The money, which will be channelled through the LEP, is due to be divided among projects which support food processing, tourism and business development – supporting the Government’s intention to support growth in the rural economy.

Interestingly, it follows close on the heels of the publication of the Government’s new Industrial Strategy which is currently out for consultation and which promises to address the uneven distribution of opportunity and growth across the country.

Well let us hope so, because when this strategy was at the conceptual stage – as recently as last year’s Autumn statement -  there were serious concerns that the vast majority of the business growth policies, then at the heart of Government thinking, focused on towns and cities but ignored rural businesses.

Never has it been more important to address the imbalance of investment in our countryside than it is now and the Government’s new Industrial Strategy must provide support for rural businesses in a pro-active and meaningful way if ministers really do want to ensure the promise of opportunity and growth, spread evenly across the country, is met.

But there’s a big black cloud on the horizon which demands a healthy injection of inter-departmental joined up thinking – because rural businesses are under serious and imminent threat from an unprecedented hike in tax bills brought about by a seriously flawed, clumsy and unfair, rating system that is in urgent need of review.

From April, thousands of businesses will face dramatic increases in their rates bill – some furnished holiday lets are facing genuinely terrifying increases – and, whatever the rationale, the reality is that the problem has been exacerbated by a politically motivated decision taken in 2015 to delay revaluation.

So far, Ministers appear to have turned a deaf ear to this problem and, quite simply, that’s not good enough. If all the messages they are sending out about supporting the rural economy are to have any credibility, urgent action is needed to defuse this looming crisis -action which should be set out as early as the Budget on 8 March.   

The CLA has written to the Treasury with a plan to reduce the potentially catastrophic rates hike that many businesses are now facing - and prevent such a damaging situation from ever happening again.
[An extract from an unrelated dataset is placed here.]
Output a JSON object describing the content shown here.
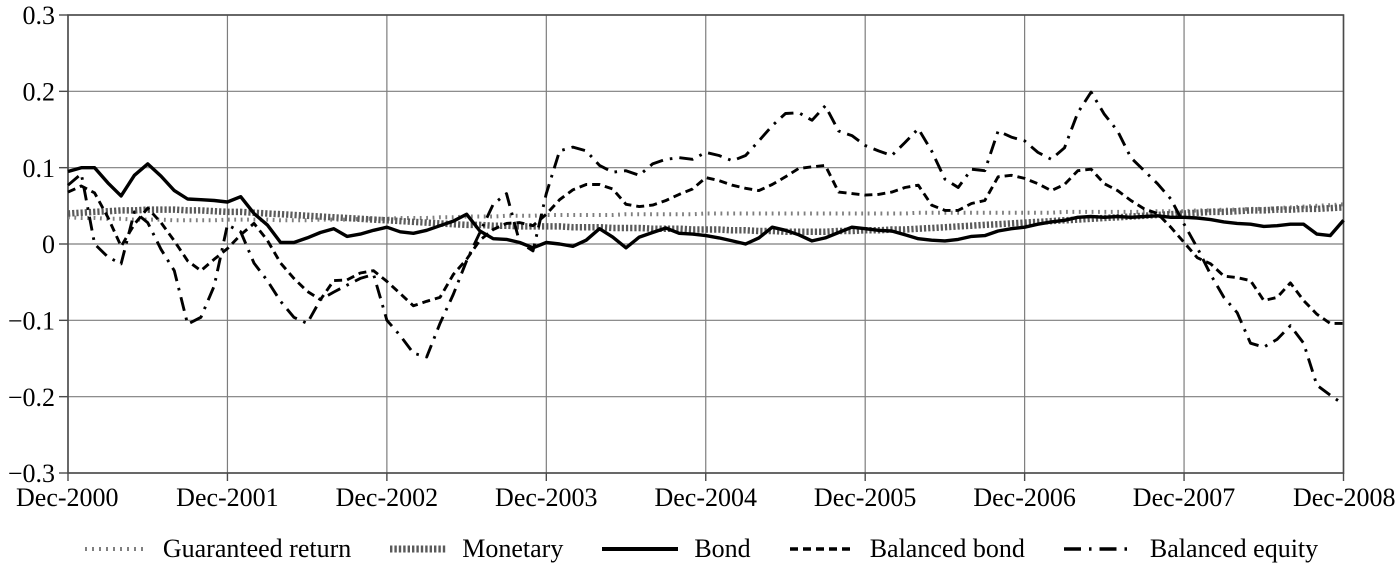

First and foremost the Government should ensure that valuations are accurate and based on local circumstances - not on regionally estimated benchmarks. There are other key points, such as ensuring that businesses which were exempt under the 2016 Small Business Rate Relief should remain exempt under the 2017 scheme - even if their new value has taken them over the threshold.
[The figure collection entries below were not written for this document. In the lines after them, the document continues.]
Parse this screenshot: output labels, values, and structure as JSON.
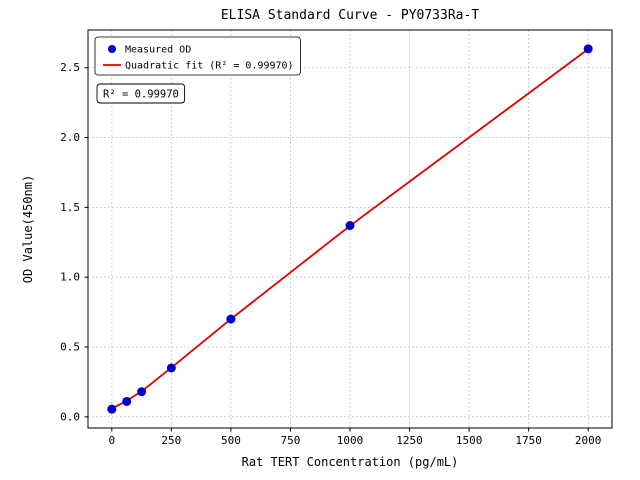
{
  "figure": {
    "title": "ELISA Standard Curve - PY0733Ra-T",
    "annotation": "R² = 0.99970"
  },
  "chart_data": {
    "type": "scatter",
    "title": "ELISA Standard Curve - PY0733Ra-T",
    "xlabel": "Rat TERT Concentration (pg/mL)",
    "ylabel": "OD Value(450nm)",
    "xlim": [
      -100,
      2100
    ],
    "ylim": [
      -0.08,
      2.77
    ],
    "xticks": [
      0,
      250,
      500,
      750,
      1000,
      1250,
      1500,
      1750,
      2000
    ],
    "yticks": [
      0.0,
      0.5,
      1.0,
      1.5,
      2.0,
      2.5
    ],
    "grid": true,
    "grid_style": "dotted",
    "legend_position": "upper left",
    "annotation": "R² = 0.99970",
    "colors": {
      "points": "#0000cc",
      "fit_line": "#dd0000",
      "grid": "#b5b5b5",
      "axes": "#000000"
    },
    "series": [
      {
        "name": "Measured OD",
        "type": "scatter",
        "color": "#0000cc",
        "x": [
          0,
          62.5,
          125,
          250,
          500,
          1000,
          2000
        ],
        "y": [
          0.055,
          0.11,
          0.18,
          0.35,
          0.7,
          1.37,
          2.635
        ]
      },
      {
        "name": "Quadratic fit (R² = 0.99970)",
        "type": "line",
        "color": "#dd0000",
        "x": [
          0,
          62.5,
          125,
          250,
          500,
          1000,
          2000
        ],
        "y": [
          0.058,
          0.115,
          0.182,
          0.352,
          0.7,
          1.368,
          2.633
        ]
      }
    ]
  }
}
There is also a rather arbitrary discrimination which excludes many small rural businesses from qualification for 100% rate relief simply because their business includes more than one property – why?
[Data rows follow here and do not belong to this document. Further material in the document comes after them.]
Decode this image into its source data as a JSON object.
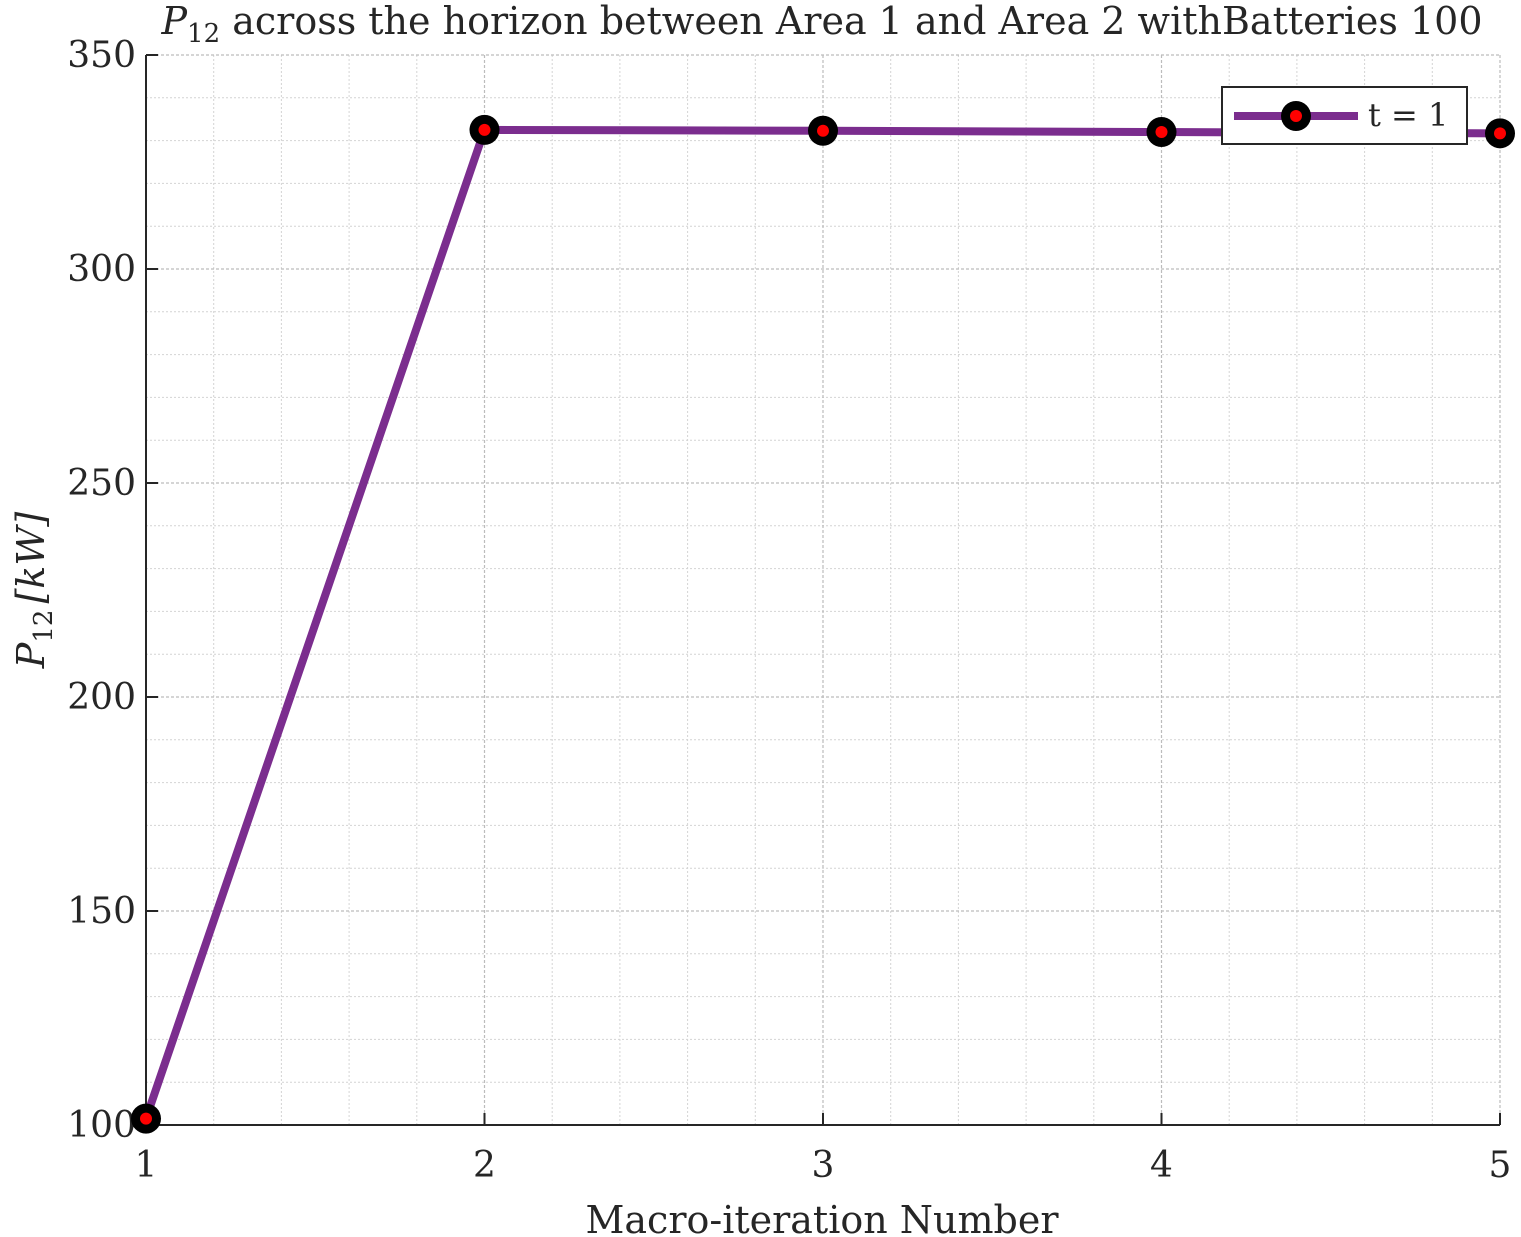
{
  "chart_data": {
    "type": "line",
    "title": {
      "symbol": "P",
      "subscript": "12",
      "text": " across the horizon between Area 1 and Area 2 withBatteries 100"
    },
    "xlabel": "Macro-iteration Number",
    "ylabel": {
      "symbol": "P",
      "subscript": "12",
      "unit": "[kW]"
    },
    "xlim": [
      1,
      5
    ],
    "ylim": [
      100,
      350
    ],
    "xticks": [
      1,
      2,
      3,
      4,
      5
    ],
    "yticks": [
      100,
      150,
      200,
      250,
      300,
      350
    ],
    "grid": true,
    "minor_grid": true,
    "legend": {
      "placement": "top-right"
    },
    "colors": {
      "line": "#7b2d8e",
      "marker_edge": "#000000",
      "marker_face": "#ff0000"
    },
    "series": [
      {
        "name": "t = 1",
        "x": [
          1,
          2,
          3,
          4,
          5
        ],
        "y": [
          101.5,
          332.5,
          332.3,
          332.0,
          331.7
        ]
      }
    ]
  }
}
Many of the businesses worst affected by the new rates hike – such as livestock markets, self catering accommodation, golf courses and events locations – currently have to pay the cost of any appeal simply because they fall within a ‘scheme” valuation rather than an individual valuation. That is a system which should be scrapped.

Again, where business properties are unoccupied, the owner is currently required to pay the rates bill. The grace period is short - three months for commercial buildings and six months for industrial. Grace periods in rural areas should be extended to a minimum of two years to reflect the slower uptake of new property in rural areas.